When I was looking for my new car, I wanted something that was at least as fast as my Talon, still had AWD, and had 4-doors (a wife and 2 kids came along since I bought the Talon). With that, the WRX was the perfect match. The only other cars I was considering were either much more expensive, or did not have enough power (A4, 325/330xi, Legacy GT, Passat)
As far as your other questions, prayerfor is right on. The accessories on Subaru’s are port installed, which means they come off the boat without them, and then they get added prior to being shipped to the dealer. However, you can easily install these yourself, just take a look out on www.subaruparts.com, you can even find installation instructions. I also agree with all the other comments from prayerfor.
Comparing the Mazda 6 and a WRX are not really apples to apples. The Mazda 6 is a little bigger, much slower, more luxurious, and does not have AWD. If you liked your Eclipse (as I did my Talon), I think you would be much happier with the WRX. Do you want to upgrade to a car that is faster than your Eclipse and still has the traction of AWD, or do you want to choose one that is slower, bigger, and a little more luxurious?
These are just my thoughts, and of course I’m biased towards the WRX, but hopefully they will help you out.
Take care,
Paul
A bra (or maybe just a hood protector) was initially offered on the '02 WRX. They found that it impeded air getting to the intercooler, so they dropped that option.
I have the auto-dimming mirror and it's great. I also have the subwoofer and it meets *my* sound needs for a car system. Bring a CD along to the dealer.
The owner's manual states that the front and rear diff fluids should be inspected every 30K. "Severe service" calls for it to be replaced every 30K IIRC.
The Mazda 6 is more in the same class as the Legacy, instead of the Impreza.
-Dennis
Definitely, definitely, put it in! It is the best insurance protection you can give a high-performance turbo motor.
It has soooooooo many advantages over conventional oil it would take us all day to discuss, so many in fact, that I tell guys they are crazy to even think about using conventional oil after investing $25,000 in their Rexes.
But let's not go into all that here. There are many posts all over the place in Edmunds that demonstrate what great stuff it is, and it sounds like you are already knowledgable about its benefits.
Hope you enjoy it here and we'll try not to drive you completely crazy! ;-)
During my test drive, I has to make a 90 degree left turn, then accelerate up a ramp to merge with high speed traffic. So I punched it, while turning, and found that Mazda did not break the laws of physics. ;-)

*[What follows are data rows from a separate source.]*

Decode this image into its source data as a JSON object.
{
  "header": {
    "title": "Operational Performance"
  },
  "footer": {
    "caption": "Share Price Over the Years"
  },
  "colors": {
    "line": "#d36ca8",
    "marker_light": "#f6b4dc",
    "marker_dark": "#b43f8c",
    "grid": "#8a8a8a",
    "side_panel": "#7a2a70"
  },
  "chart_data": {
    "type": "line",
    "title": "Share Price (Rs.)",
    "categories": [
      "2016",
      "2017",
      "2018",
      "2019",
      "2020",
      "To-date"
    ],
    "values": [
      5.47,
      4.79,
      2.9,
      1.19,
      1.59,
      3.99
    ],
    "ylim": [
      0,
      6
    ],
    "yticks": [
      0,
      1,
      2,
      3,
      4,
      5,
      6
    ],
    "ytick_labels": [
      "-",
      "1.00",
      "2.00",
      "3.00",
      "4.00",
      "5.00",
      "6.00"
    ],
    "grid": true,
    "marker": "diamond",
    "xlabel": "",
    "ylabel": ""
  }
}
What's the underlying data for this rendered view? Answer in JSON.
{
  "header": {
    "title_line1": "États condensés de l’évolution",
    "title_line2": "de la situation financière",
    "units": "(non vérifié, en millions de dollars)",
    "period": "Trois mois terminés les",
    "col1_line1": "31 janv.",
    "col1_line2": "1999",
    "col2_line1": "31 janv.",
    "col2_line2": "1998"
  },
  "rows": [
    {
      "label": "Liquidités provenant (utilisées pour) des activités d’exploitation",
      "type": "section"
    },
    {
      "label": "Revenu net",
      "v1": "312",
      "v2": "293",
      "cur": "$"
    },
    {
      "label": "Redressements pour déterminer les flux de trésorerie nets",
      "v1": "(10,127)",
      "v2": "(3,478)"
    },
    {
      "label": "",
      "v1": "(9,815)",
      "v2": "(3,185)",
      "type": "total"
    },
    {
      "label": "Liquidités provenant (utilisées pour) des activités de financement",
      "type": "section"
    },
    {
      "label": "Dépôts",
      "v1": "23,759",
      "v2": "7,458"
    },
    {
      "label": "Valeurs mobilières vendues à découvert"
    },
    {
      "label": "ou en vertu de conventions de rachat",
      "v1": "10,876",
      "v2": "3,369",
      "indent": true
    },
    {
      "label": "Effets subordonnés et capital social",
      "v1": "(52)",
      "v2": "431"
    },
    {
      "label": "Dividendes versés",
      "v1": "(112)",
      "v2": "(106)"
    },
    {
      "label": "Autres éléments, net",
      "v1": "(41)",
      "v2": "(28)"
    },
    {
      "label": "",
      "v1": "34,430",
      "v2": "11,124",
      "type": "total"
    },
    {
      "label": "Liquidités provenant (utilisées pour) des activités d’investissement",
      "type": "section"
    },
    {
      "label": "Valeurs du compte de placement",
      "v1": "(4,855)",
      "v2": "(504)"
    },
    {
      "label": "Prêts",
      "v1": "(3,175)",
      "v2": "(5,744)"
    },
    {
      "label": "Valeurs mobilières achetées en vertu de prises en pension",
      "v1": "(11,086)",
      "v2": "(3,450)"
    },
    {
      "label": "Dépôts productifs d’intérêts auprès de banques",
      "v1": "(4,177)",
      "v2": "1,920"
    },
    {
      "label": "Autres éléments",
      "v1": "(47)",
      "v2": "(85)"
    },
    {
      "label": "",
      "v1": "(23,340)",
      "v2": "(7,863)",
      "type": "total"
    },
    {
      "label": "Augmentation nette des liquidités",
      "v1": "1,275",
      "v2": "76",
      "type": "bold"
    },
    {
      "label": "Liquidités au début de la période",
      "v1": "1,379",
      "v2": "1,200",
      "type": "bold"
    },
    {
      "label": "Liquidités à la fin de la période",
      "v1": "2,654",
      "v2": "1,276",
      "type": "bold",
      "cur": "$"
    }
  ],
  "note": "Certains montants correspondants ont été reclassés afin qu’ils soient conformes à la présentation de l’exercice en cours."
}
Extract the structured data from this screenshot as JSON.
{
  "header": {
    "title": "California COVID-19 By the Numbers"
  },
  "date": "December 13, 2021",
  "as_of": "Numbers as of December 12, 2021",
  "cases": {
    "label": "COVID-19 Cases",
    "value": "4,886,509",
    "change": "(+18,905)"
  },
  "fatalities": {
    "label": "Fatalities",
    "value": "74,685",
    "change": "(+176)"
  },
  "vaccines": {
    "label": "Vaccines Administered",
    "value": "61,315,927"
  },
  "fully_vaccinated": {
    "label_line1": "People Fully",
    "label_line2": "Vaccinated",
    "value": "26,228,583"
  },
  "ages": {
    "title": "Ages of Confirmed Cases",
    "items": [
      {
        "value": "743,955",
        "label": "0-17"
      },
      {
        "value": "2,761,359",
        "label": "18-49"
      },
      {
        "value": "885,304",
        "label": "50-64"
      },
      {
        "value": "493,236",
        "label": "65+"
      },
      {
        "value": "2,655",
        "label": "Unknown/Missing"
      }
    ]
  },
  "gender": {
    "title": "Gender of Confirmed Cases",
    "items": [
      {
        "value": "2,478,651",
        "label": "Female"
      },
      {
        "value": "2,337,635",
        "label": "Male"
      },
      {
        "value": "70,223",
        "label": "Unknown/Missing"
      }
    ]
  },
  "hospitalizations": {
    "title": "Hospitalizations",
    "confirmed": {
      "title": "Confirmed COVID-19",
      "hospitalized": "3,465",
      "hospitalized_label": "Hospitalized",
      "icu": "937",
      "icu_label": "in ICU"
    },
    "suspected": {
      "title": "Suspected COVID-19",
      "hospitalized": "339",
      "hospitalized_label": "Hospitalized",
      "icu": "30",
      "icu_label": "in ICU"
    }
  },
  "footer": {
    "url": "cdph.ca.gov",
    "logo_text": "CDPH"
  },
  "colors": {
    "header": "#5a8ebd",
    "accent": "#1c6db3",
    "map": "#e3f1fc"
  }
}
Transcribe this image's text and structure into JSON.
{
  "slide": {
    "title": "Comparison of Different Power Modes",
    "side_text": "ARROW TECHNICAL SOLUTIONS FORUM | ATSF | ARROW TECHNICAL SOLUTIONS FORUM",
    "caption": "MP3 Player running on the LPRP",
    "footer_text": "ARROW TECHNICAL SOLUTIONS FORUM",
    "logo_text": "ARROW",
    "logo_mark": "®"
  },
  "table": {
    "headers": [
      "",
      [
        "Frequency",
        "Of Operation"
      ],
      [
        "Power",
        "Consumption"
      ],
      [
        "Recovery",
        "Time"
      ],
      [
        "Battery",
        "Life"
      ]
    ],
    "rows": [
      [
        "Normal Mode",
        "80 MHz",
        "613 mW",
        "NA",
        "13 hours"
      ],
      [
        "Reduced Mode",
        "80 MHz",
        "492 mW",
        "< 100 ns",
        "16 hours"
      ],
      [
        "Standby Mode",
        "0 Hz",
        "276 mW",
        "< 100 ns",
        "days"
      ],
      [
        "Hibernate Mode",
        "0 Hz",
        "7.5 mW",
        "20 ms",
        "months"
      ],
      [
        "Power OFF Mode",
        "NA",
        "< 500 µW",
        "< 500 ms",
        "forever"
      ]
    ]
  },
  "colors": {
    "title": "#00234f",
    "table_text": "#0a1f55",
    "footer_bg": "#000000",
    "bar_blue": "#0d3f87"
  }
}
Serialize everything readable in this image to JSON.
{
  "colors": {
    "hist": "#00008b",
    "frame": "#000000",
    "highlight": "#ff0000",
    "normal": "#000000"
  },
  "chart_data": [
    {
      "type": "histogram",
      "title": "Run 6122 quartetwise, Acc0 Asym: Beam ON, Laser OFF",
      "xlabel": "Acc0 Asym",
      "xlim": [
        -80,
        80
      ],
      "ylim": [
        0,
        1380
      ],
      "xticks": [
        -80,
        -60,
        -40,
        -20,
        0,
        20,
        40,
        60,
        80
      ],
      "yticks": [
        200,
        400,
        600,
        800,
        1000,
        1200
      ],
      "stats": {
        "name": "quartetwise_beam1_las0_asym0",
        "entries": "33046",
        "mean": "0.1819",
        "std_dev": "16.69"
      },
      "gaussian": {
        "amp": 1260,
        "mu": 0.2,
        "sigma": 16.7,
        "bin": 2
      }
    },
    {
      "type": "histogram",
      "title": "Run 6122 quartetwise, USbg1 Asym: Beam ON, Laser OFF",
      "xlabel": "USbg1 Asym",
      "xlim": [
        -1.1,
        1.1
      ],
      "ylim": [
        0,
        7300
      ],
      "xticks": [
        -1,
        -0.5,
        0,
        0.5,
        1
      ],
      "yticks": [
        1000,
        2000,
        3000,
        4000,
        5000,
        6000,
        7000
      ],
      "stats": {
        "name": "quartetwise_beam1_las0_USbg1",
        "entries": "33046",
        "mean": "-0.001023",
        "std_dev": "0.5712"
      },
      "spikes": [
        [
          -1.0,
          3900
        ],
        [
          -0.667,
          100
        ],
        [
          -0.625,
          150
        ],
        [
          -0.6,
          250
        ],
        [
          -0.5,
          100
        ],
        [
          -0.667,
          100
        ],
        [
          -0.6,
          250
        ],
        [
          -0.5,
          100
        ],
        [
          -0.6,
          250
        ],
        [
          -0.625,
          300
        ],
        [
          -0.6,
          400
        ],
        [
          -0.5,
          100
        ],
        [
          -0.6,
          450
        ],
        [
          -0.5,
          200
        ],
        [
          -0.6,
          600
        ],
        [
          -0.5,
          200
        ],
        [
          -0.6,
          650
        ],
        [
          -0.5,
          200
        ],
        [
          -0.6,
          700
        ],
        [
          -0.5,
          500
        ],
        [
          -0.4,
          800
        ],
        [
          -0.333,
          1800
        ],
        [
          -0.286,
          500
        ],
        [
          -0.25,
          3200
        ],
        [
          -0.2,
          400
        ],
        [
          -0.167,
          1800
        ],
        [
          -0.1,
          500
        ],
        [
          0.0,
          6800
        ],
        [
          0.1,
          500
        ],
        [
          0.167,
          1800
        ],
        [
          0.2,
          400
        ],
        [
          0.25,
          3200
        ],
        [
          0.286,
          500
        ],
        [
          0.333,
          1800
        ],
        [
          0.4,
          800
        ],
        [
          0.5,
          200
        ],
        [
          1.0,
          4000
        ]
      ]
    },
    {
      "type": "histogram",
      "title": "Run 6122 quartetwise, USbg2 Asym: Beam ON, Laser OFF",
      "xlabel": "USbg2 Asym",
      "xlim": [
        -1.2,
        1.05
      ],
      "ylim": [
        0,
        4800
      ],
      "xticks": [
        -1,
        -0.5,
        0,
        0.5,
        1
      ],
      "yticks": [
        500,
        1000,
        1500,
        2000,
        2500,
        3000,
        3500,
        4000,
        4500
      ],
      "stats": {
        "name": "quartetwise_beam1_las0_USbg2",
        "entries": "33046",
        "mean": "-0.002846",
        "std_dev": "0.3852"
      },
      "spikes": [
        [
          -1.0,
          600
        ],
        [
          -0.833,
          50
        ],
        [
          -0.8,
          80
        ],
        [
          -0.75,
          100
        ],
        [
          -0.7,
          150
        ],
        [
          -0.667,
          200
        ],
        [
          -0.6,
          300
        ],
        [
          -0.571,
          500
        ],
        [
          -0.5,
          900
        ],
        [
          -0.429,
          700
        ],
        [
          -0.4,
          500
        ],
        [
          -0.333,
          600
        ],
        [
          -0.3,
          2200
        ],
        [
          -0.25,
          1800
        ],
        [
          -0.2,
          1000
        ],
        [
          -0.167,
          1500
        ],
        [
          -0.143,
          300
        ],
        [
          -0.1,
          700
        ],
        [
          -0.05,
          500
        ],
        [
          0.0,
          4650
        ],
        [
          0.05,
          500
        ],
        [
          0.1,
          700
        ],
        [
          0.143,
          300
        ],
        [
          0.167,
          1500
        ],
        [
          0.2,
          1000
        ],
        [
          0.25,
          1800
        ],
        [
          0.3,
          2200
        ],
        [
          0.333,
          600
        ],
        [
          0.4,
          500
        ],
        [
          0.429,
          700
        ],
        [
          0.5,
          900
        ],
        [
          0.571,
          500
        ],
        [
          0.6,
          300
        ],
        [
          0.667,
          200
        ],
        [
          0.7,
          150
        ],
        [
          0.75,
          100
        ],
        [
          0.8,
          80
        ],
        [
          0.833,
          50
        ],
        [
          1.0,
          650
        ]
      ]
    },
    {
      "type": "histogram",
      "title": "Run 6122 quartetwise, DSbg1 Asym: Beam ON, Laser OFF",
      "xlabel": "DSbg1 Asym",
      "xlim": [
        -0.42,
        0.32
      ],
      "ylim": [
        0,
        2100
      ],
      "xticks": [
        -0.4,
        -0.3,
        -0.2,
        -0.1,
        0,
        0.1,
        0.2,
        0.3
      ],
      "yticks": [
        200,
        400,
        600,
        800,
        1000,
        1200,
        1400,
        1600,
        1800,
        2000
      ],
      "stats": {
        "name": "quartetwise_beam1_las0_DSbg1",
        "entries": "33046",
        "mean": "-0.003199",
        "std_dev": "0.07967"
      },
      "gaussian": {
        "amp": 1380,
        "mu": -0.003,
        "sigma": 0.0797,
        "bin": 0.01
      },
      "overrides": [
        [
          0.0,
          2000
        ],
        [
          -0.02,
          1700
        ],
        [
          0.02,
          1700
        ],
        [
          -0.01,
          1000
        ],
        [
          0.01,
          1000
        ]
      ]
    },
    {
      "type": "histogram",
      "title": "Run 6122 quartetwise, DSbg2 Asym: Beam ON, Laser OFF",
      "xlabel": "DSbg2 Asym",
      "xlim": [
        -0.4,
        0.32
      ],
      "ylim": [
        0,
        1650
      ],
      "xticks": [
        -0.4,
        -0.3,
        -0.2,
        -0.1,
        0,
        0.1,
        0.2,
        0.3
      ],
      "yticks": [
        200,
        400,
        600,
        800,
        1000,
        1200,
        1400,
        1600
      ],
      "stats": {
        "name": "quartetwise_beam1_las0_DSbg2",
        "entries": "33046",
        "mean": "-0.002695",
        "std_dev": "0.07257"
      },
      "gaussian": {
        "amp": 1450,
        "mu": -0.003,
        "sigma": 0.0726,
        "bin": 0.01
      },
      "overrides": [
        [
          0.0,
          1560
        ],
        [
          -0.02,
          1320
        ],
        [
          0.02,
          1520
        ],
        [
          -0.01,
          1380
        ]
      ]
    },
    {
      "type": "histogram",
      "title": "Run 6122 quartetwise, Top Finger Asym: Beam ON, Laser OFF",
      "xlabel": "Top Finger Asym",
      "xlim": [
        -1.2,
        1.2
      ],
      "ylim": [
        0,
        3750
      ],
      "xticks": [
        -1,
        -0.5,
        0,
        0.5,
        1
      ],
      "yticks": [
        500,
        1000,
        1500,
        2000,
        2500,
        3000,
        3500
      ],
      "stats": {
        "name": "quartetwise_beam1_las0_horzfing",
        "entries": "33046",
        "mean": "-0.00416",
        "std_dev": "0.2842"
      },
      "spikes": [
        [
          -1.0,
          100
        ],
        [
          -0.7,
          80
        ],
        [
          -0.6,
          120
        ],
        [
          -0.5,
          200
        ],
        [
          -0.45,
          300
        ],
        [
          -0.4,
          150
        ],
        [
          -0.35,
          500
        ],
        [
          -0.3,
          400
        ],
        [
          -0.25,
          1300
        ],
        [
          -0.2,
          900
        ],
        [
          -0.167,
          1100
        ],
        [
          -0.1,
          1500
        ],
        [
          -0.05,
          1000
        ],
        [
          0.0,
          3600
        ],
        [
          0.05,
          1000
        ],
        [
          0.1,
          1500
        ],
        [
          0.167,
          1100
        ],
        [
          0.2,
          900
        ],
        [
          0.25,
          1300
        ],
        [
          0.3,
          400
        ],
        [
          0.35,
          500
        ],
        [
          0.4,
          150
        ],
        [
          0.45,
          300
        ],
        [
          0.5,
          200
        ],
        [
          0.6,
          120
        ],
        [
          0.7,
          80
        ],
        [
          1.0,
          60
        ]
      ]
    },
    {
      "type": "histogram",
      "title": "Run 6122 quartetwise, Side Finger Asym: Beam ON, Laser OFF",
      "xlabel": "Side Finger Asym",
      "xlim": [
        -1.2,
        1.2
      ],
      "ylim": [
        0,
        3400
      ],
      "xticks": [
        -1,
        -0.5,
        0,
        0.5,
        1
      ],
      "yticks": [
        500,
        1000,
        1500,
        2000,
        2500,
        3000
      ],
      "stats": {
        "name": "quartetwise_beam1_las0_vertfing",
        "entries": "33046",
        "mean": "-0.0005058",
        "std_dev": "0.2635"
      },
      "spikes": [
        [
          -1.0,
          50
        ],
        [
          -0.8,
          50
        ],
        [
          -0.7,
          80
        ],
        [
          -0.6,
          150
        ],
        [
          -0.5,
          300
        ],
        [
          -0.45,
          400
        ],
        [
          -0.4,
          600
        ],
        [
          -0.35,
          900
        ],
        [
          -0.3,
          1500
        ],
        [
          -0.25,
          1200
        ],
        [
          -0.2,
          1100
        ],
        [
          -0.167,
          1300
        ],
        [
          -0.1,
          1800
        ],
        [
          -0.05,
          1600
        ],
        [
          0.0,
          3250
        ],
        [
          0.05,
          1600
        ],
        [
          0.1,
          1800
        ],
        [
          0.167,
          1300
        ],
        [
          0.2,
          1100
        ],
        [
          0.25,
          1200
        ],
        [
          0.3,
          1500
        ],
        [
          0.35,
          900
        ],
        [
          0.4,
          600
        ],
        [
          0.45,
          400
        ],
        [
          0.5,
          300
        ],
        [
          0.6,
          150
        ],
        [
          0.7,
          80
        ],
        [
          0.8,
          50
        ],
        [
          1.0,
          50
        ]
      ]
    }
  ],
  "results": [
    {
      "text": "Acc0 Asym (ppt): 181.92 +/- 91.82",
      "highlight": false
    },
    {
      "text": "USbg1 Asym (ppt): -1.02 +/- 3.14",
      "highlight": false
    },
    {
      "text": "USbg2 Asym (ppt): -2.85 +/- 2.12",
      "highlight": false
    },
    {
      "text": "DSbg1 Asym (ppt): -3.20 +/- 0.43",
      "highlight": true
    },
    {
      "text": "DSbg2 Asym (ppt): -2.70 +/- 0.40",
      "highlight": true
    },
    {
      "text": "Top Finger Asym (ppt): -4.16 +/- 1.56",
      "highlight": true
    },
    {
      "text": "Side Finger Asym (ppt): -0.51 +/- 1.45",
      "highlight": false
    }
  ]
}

I had to wrestle the steering wheel to keep it on the road. The thing tugged worse than any car I've driven except the Altima, which was even worse. I had tires chirping even on the 2nd shift.
That I found the limitations on a 5 minute test drive says a lot. The WRX has no such limitations, AWD rules!
I did like the space, though there is no toe space under the front seat, a big no-no. That makes the back seat not-so comfy for adults. My other complaint was the mirrors do not break away. How long before those break in a parking lot? Other drivers, not you.
Likes? Styling, front room, dash layout, styling. Did I say that twice? It's very handsome.
Warranty is just 3/50 vs. 5/60 for the WRX powertrain, and it's a version 1.0 with a Ford block. Hmm, I'd wait until it proves itself.